Mission Bauer: comment gérer les crises depuis l'Elysée
Par David Servenay (Rue89) 18H00 04/09/2007
De toutes les lettres de mission signées cet été par le locataire de l'Elysée, celle d'Alain Bauer est certainement la plus courte et la moins claire. Elle a aussi la particularité d'être co-signée par le très absent François Fillon. Officiellement, il s'agit de présider un "groupe de travail" chargé de réfléchir au "rapprochement" de toutes les institutions publiques qui font dans la "recherche et l'analyse des questions de sécurité et stratégiques". Sont citées l'IHEDN pour la Défense, l'INHES pour l'Intérieur et la moins connue l'IERSE, adossée à la gendarmerie et spécialisée dans l'Intelligence économique.
Gérer les crises, déceler les menaces
A priori, la mission est assez floue. En fait, comme nous l'a expliqué le criminologue Alain Bauer, ce groupe de travail a six mois pour élaborer un dispositif de gestion de crise qui, en dehors du bunker nucléaire enterré dans les sous-sols du palais, n'existe pas à l'Elysée. (voir la vidéo)
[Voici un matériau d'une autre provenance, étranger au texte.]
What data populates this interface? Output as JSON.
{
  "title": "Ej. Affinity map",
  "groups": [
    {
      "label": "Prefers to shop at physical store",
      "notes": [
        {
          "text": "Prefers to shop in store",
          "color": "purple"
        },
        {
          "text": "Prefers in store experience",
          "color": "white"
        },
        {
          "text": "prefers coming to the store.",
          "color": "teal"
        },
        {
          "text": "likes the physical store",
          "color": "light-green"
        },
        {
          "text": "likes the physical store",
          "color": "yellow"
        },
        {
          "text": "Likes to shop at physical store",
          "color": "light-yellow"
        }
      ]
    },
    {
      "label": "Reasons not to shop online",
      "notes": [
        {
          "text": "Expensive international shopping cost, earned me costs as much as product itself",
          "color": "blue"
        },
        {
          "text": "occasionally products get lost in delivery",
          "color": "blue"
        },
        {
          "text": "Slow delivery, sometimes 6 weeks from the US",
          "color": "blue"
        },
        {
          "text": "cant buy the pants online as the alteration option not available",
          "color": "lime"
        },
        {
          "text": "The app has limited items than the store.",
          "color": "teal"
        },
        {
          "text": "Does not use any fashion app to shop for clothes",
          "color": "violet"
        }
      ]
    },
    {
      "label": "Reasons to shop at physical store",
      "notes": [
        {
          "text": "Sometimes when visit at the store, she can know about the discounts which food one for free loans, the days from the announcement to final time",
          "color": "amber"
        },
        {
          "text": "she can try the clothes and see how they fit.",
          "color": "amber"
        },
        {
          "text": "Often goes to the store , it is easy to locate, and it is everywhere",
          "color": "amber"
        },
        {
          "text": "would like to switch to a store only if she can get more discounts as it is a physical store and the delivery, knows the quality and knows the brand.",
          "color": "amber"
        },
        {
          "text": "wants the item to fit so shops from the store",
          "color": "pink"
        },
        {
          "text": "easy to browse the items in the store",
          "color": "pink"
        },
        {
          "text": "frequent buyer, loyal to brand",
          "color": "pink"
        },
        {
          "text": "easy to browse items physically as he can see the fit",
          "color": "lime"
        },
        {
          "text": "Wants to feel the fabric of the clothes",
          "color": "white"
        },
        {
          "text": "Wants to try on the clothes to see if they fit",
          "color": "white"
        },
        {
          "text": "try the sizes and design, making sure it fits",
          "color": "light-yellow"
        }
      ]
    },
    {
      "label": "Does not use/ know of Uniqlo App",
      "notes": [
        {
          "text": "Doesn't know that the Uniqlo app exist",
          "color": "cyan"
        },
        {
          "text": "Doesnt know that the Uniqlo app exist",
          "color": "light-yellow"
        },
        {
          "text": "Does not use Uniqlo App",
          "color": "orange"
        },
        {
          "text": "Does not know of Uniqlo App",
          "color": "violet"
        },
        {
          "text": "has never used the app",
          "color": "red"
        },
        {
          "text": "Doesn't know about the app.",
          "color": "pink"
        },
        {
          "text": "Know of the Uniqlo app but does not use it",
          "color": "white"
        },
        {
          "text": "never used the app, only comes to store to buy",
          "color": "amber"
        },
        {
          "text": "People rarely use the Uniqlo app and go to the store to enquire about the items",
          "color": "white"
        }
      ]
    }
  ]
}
L'enjeu de cette commission consiste donc à préparer une structure qui, bien que prévue de longue date, n'a pas encore vu le jour. Dès l'élection du 6 mai, les hommes de Nicolas Sarkozy se sont penchés sur le projet de création d'un Conseil national de sécurité. Les modèles ne manquent pas: du plus connu, celui de la Maison blanche, au plus audacieux, celui du Japon. Or, la situation que décrivait Roger Faligot le 21 mai 2007 sur Rue89 à propos du Japon s'est (re)produite à Paris. L'Elysée s'est très vite confronté aux résistances des grands corps de l'Etat: le ministère des Affaires étrangères et les services de renseignement.
Chacun est jaloux de ses prérogatives et craint d'être dépouillé de ses attributs par une structure qui aspirerait l'essentiel des instruments de décision: l'analyse et le renseignement. Le député UMP Pierre Lelouche, promoteur d'un CNS à l'américaine, s'est vite vu écarté par les nouveaux hiérarques de la présidence. En particulier le chef de la cellule diplomatique, Jean-David Levitte, opposé à la création d'un nouveau bidule qui ne servirait à rien.
Un super think tank au service du Président
Deuxième volet de la mission Bauer: mettre au point une sorte de super think tank, au service du président de la République, capable d'anticiper la montée de nouvelles menaces, quel que soit le front considéré, intérieur ou extérieur. Là encore, cette tâche correspond, à peu de chose près, à celle dévolue aux structures qui conseillent les chefs d'Etat étrangers. En pointant les menaces qui n'ont pas encore fait parler d'elles: celles liées aux nouvelles technologies et à toutes les ressources qui deviendront rares. Dans le désordre: l'eau, l'Internet, les puces... Mais surtout en donnant au Président des outils de prévention des crises. (voir la vidéo)
Pour ne pas faire de jaloux, cet expert des questions de sécurité intérieure, fin connaisseur des réseaux français, s'est entouré d'un panel de douze membres, représentants des instituts nommées ci-dessus et du ministère de la Défense. Histoire de ne pas entrer en concurrence avec les participants de la commission sur le Livre blanc de la Défense, ranimé début août pour faire le point sur les réductions budgétaires que l'armée va devoir assumer.
"Le plus grand échec de Sarkozy? La police de proximité"
Enfin la personnalité d'Alain Bauer, ancien Grand maître du Grand Orient, est significative de l'approche que Nicolas Sarkozy cherche à promouvoir en matière stratégique. A savoir, une politique de la démonstration -en force s'il le faut- comme l'a montré l'affaire des infirmières libyennes. Depuis, un activisme sans limite a saisi les membres du gouvernement dont les attributions touchent au domaine réservé du Président.
Pour mémoire, rappelons que Bauer fut nommé par Nicolas Sarkozy en 2003 à la tête de l'Observatoire national de la délinquance. Un organisme clef dans la conquête du ministère de l'Intérieur, notamment par le biais des enquêtes de victimation dont Alain Bauer estime qu'elles ont permis d'introduire des gains de productivité dans la police, tout en reconnaissant que l'échec de la politique Sarkozy place Beauvau reste la réforme manquée de la police de proximité. (voir la vidéo)
Enfin, Alain Bauer le jure: nulle ambition personnelle dans cette "mission" élyséenne. A 45 ans, il ne sera pas le Conseiller national à la sécurité du président, sauf s'il peut rester un "homme libre". Les candidats au poste devront patienter six mois.